Tate wasn’t very tall and was easily hidden behind his gaming chair. He didn’t turn back and probably didn’t notice their arrival, being too enraptured by his flight path.
Nic approached, cautious of disturbing Tate as he began to land. Sophia leaned forward to point out something on the screen and startled Tate. He flinched, jerking the controls to the side, sending the plane toward the ground. It wasn’t much, but enough that if Tate hadn’t logged so many hours in the game, he would have crashed. He tugged the joystick back to the other side and typed some commands on his keyboard, managing to avert the crash.
With the plane safely on the ground, Tate slowly spun in their direction. “Another successful landing.” His face was plastered with an ever-present smirk. His curly black hair was cut short on top and faded around the sides. Despite his slouching, Tate was always well-dressed, now with a black-and-white-striped shirt tucked into his jeans. “It’s about time you two got here.”

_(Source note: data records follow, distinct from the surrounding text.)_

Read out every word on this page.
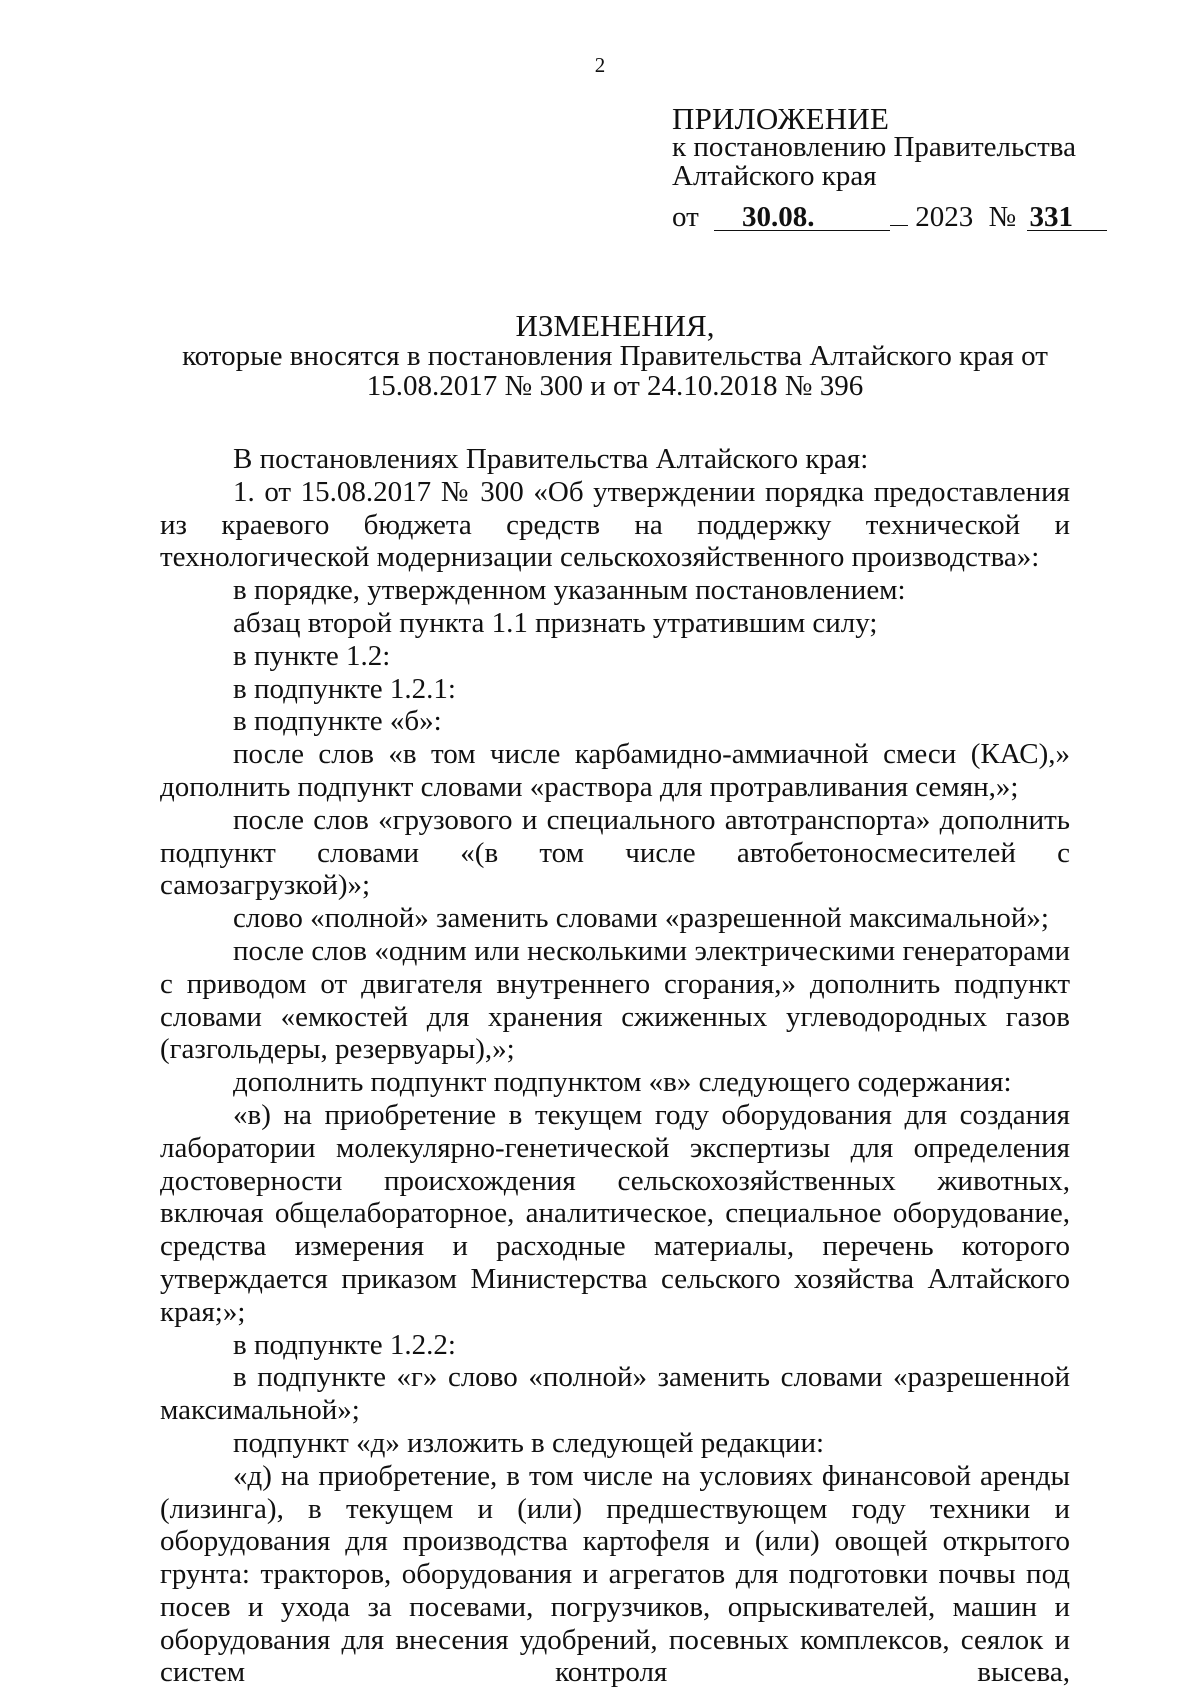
2
ПРИЛОЖЕНИЕ
к постановлению Правительства
Алтайского края
от 30.08.	2023 № 331
ИЗМЕНЕНИЯ,
которые вносятся в постановления Правительства Алтайского края от
15.08.2017 № 300 и от 24.10.2018 № 396

В постановлениях Правительства Алтайского края:

1. от 15.08.2017 № 300 «Об утверждении порядка предоставления из краевого бюджета средств на поддержку технической и технологической модернизации сельскохозяйственного производства»:

в порядке, утвержденном указанным постановлением:

абзац второй пункта 1.1 признать утратившим силу;

в пункте 1.2:

в подпункте 1.2.1:

в подпункте «б»:

после слов «в том числе карбамидно-аммиачной смеси (КАС),» дополнить подпункт словами «раствора для протравливания семян,»;

после слов «грузового и специального автотранспорта» дополнить подпункт словами «(в том числе автобетоносмесителей с самозагрузкой)»;

слово «полной» заменить словами «разрешенной максимальной»;

после слов «одним или несколькими электрическими генераторами с приводом от двигателя внутреннего сгорания,» дополнить подпункт словами «емкостей для хранения сжиженных углеводородных газов (газгольдеры, резервуары),»;

дополнить подпункт подпунктом «в» следующего содержания:

«в) на приобретение в текущем году оборудования для создания лаборатории молекулярно-генетической экспертизы для определения достоверности происхождения сельскохозяйственных животных, включая общелабораторное, аналитическое, специальное оборудование, средства измерения и расходные материалы, перечень которого утверждается приказом Министерства сельского хозяйства Алтайского края;»;

в подпункте 1.2.2:

в подпункте «г» слово «полной» заменить словами «разрешенной максимальной»;

подпункт «д» изложить в следующей редакции:

«д) на приобретение, в том числе на условиях финансовой аренды (лизинга), в текущем и (или) предшествующем году техники и оборудования для производства картофеля и (или) овощей открытого грунта: тракторов, оборудования и агрегатов для подготовки почвы под посев и ухода за посевами, погрузчиков, опрыскивателей, машин и оборудования для внесения удобрений, посевных комплексов, сеялок и систем контроля высева,
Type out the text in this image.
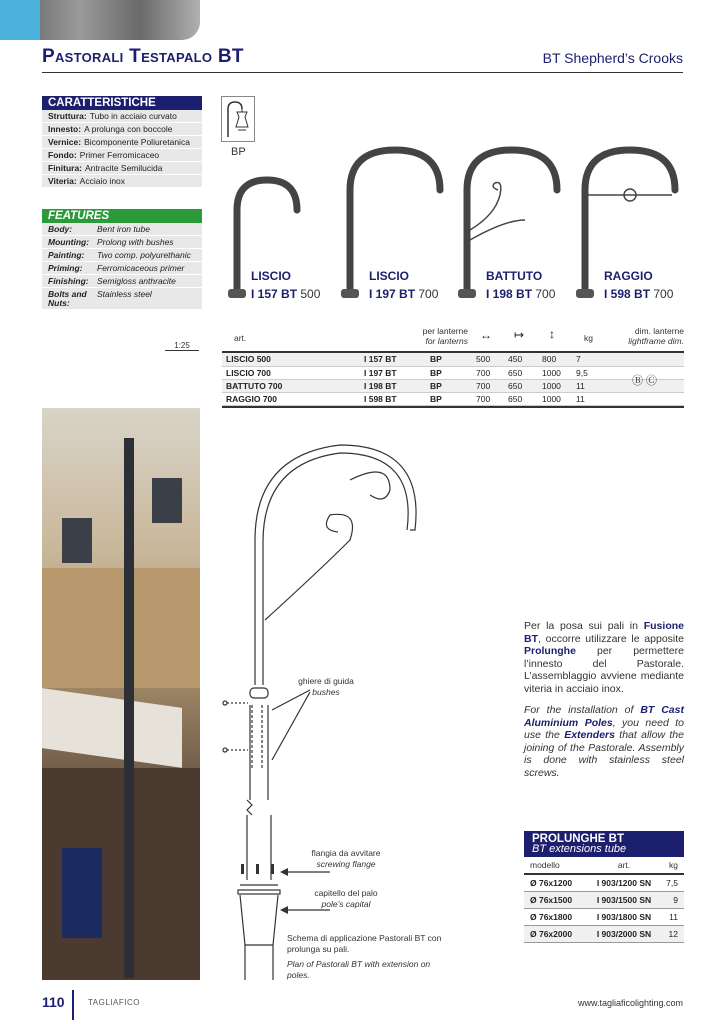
Pastorali Testapalo BT	BT Shepherd’s Crooks
CARATTERISTICHE
Struttura: Tubo in acciaio curvato
Innesto: A prolunga con boccole
Vernice: Bicomponente Poliuretanica
Fondo: Primer Ferromicaceo
Finitura: Antracite Semilucida
Viteria: Acciaio inox
FEATURES
Body:	Bent iron tube
Mounting: Prolong with bushes
Painting:	Two comp. polyurethanic
Priming:	Ferromicaceous primer
Finishing: Semigloss anthracite
Bolts and Nuts:
Stainless steel
BP
LISCIO
I 157 BT 500
LISCIO
I 197 BT 700
BATTUTO
I 198 BT 700
RAGGIO
I 598 BT 700
1:25
art.
per lanterne
for lanterns ↔ ↦ ↕	kg
dim. lanterne
lightframe dim.
LISCIO 500	I 157 BT	BP	500	450	800	7	
LISCIO 700	I 197 BT	BP	700	650	1000	9,5	
BATTUTO 700	I 198 BT	BP	700	650	1000	11	
RAGGIO 700	I 598 BT	BP	700	650	1000	11	
Ⓑ Ⓒ
ghiere di guida
bushes
flangia da avvitare
screwing flange
capitello del palo
pole’s capital
Schema di applicazione Pastorali BT con prolunga su pali.
Plan of Pastorali BT with extension on poles.
Per la posa sui pali in Fusione BT, occorre utilizzare le apposite Prolunghe per permettere l’innesto del Pastorale. L’assemblaggio avviene mediante viteria in acciaio inox.
For the installation of BT Cast Aluminium Poles, you need to use the Extenders that allow the joining of the Pastorale. Assembly is done with stainless steel screws.
PROLUNGHE BT
BT extensions tube
modello	art.	kg
Ø 76x1200	I 903/1200 SN	7,5
Ø 76x1500	I 903/1500 SN	9
Ø 76x1800	I 903/1800 SN	11
Ø 76x2000	I 903/2000 SN	12
110	TAGLIAFICO	www.tagliaficolighting.com
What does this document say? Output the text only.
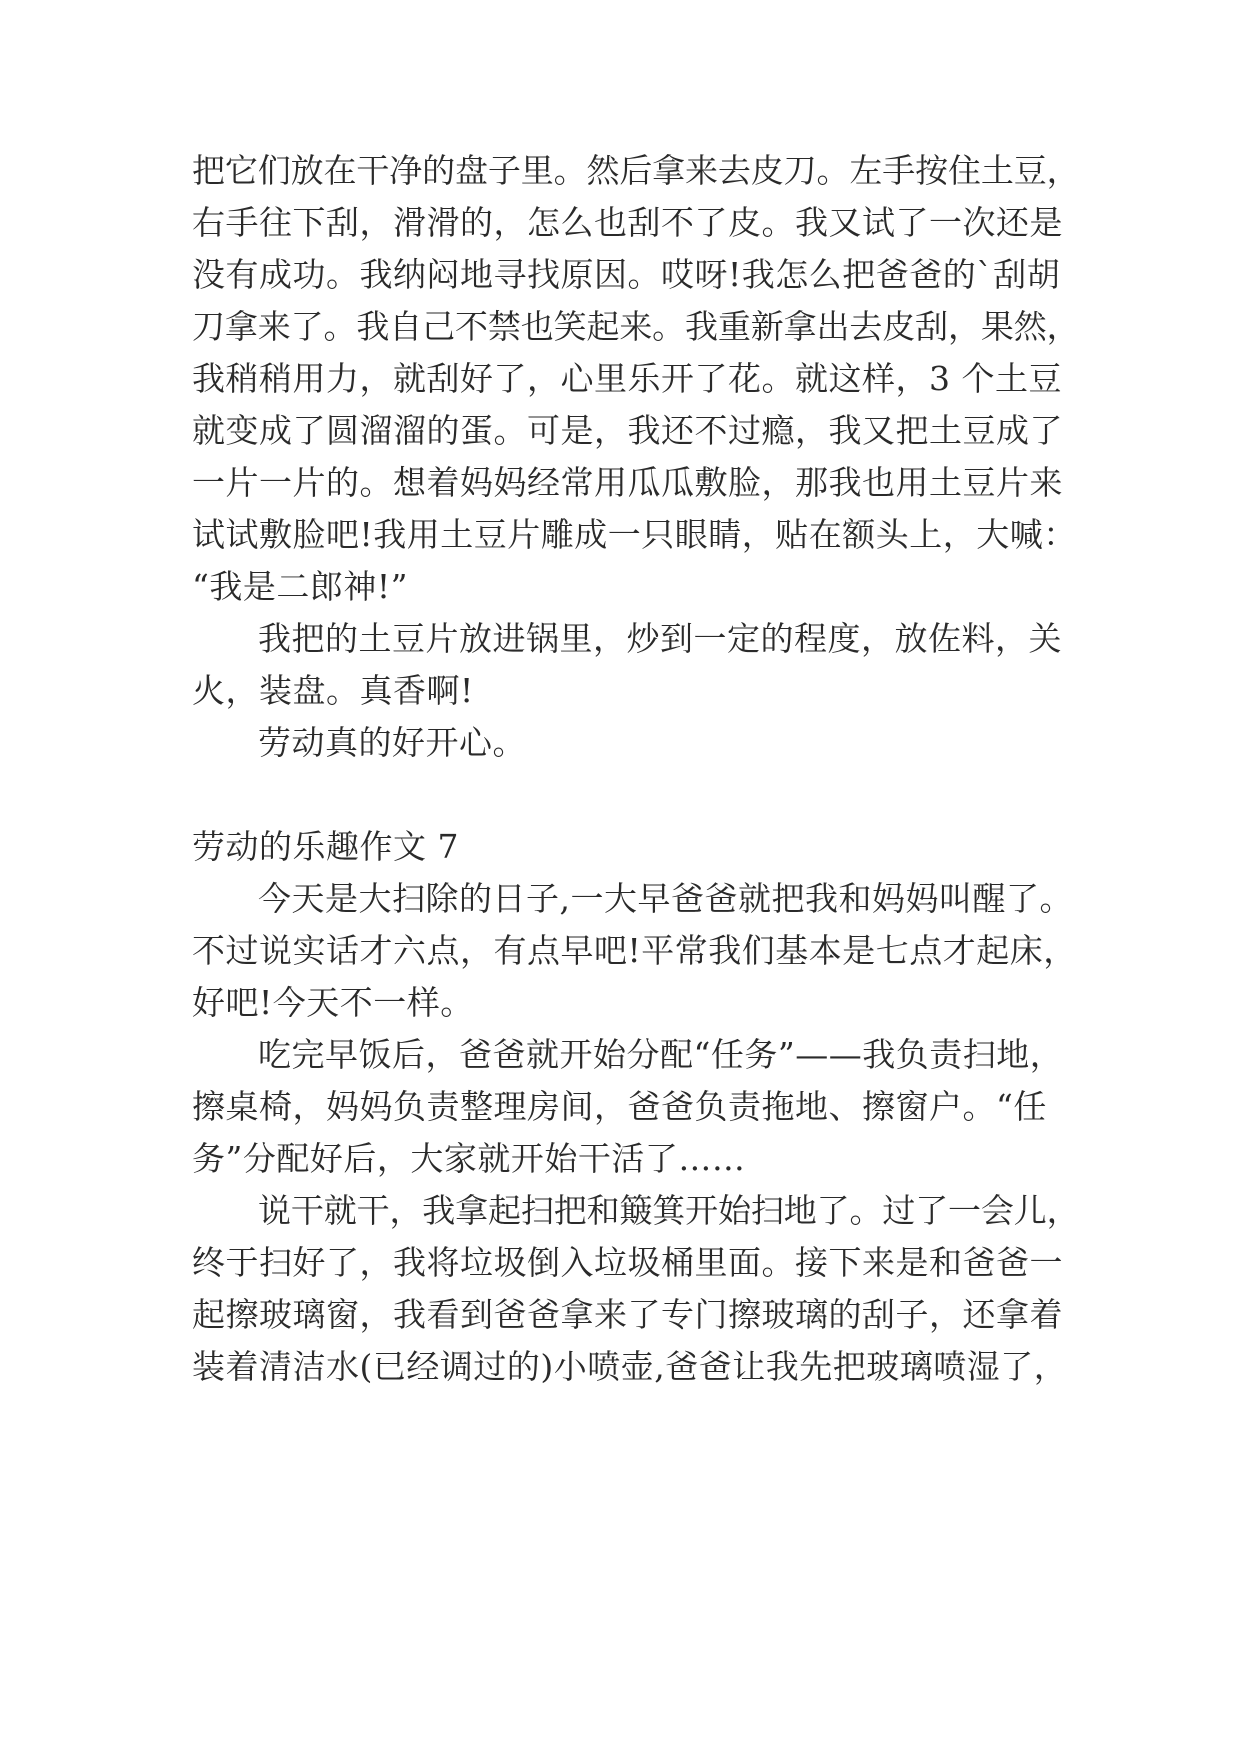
把它们放在干净的盘子里。然后拿来去皮刀。左手按住土豆，
右手往下刮，滑滑的，怎么也刮不了皮。我又试了一次还是
没有成功。我纳闷地寻找原因。哎呀!我怎么把爸爸的`刮胡
刀拿来了。我自己不禁也笑起来。我重新拿出去皮刮，果然，
我稍稍用力，就刮好了，心里乐开了花。就这样，3 个土豆
就变成了圆溜溜的蛋。可是，我还不过瘾，我又把土豆成了
一片一片的。想着妈妈经常用瓜瓜敷脸，那我也用土豆片来
试试敷脸吧!我用土豆片雕成一只眼睛，贴在额头上，大喊：
“我是二郎神!”
我把的土豆片放进锅里，炒到一定的程度，放佐料，关
火，装盘。真香啊!
劳动真的好开心。
劳动的乐趣作文 7
今天是大扫除的日子,一大早爸爸就把我和妈妈叫醒了。
不过说实话才六点，有点早吧!平常我们基本是七点才起床，
好吧!今天不一样。
吃完早饭后，爸爸就开始分配“任务”——我负责扫地，
擦桌椅，妈妈负责整理房间，爸爸负责拖地、擦窗户。“任
务”分配好后，大家就开始干活了……
说干就干，我拿起扫把和簸箕开始扫地了。过了一会儿，
终于扫好了，我将垃圾倒入垃圾桶里面。接下来是和爸爸一
起擦玻璃窗，我看到爸爸拿来了专门擦玻璃的刮子，还拿着
装着清洁水(已经调过的)小喷壶,爸爸让我先把玻璃喷湿了，
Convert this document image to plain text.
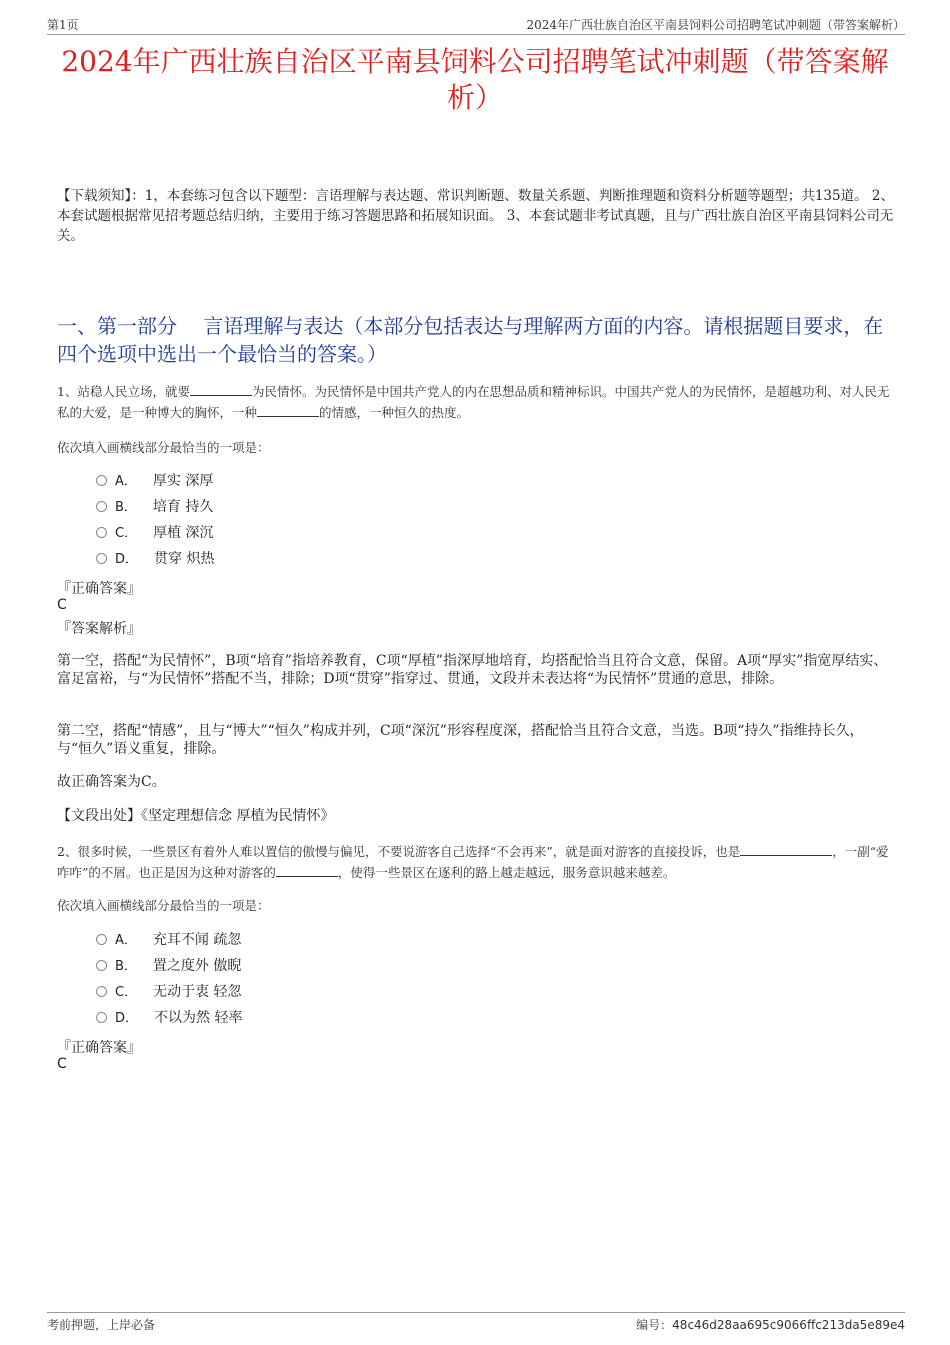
第1页	2024年广西壮族自治区平南县饲料公司招聘笔试冲刺题（带答案解析）
2024年广西壮族自治区平南县饲料公司招聘笔试冲刺题（带答案解析）
【下载须知】：1，本套练习包含以下题型：言语理解与表达题、常识判断题、数量关系题、判断推理题和资料分析题等题型；共135道。 2、本套试题根据常见招考题总结归纳，主要用于练习答题思路和拓展知识面。 3、本套试题非考试真题，且与广西壮族自治区平南县饲料公司无关。
一、第一部分　 言语理解与表达（本部分包括表达与理解两方面的内容。请根据题目要求，在四个选项中选出一个最恰当的答案。）
1、站稳人民立场，就要	为民情怀。为民情怀是中国共产党人的内在思想品质和精神标识。中国共产党人的为民情怀，是超越功利、对人民无私的大爱，是一种博大的胸怀，一种	的情感，一种恒久的热度。
依次填入画横线部分最恰当的一项是：
A． 厚实 深厚
B． 培育 持久
C． 厚植 深沉
D． 贯穿 炽热
『正确答案』
C
『答案解析』
第一空，搭配“为民情怀”，B项“培育”指培养教育，C项“厚植”指深厚地培育，均搭配恰当且符合文意，保留。A项“厚实”指宽厚结实、富足富裕，与“为民情怀”搭配不当，排除；D项“贯穿”指穿过、贯通，文段并未表达将“为民情怀”贯通的意思，排除。
第二空，搭配“情感”，且与“博大”“恒久”构成并列，C项“深沉”形容程度深，搭配恰当且符合文意，当选。B项“持久”指维持长久，与“恒久”语义重复，排除。
故正确答案为C。
【文段出处】《坚定理想信念 厚植为民情怀》
2、很多时候，一些景区有着外人难以置信的傲慢与偏见，不要说游客自己选择“不会再来”，就是面对游客的直接投诉，也是	，一副“爱咋咋”的不屑。也正是因为这种对游客的	，使得一些景区在逐利的路上越走越远，服务意识越来越差。
依次填入画横线部分最恰当的一项是：
A． 充耳不闻 疏忽
B． 置之度外 傲睨
C． 无动于衷 轻忽
D． 不以为然 轻率
『正确答案』
C
考前押题，上岸必备	编号：48c46d28aa695c9066ffc213da5e89e4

“I had to work on my summer camp project,” Sophia said.
“Do you realize that the purpose of summer is not to have to do any of that stuff?”
“I get to build things,” Sophia said. “Like robots. Next week, I get to put my robot in an arena and fight it against others.”
“That actually sounds all right,” Tate said. “Anyway, you’re here. I finished making the Dungeons and Dragons campaign an hour ago, and it will be epic.”
Nic cleared his throat, anticipating Tate’s reluctance. “Tate, we’re leaving.”
Tate’s left eyebrow arched as he said, “What about our game? We won’t have enough time to finish the campaign if we go anywhere first.”
“We have to check out something I saw in the hills, just beyond McGroarty Park.”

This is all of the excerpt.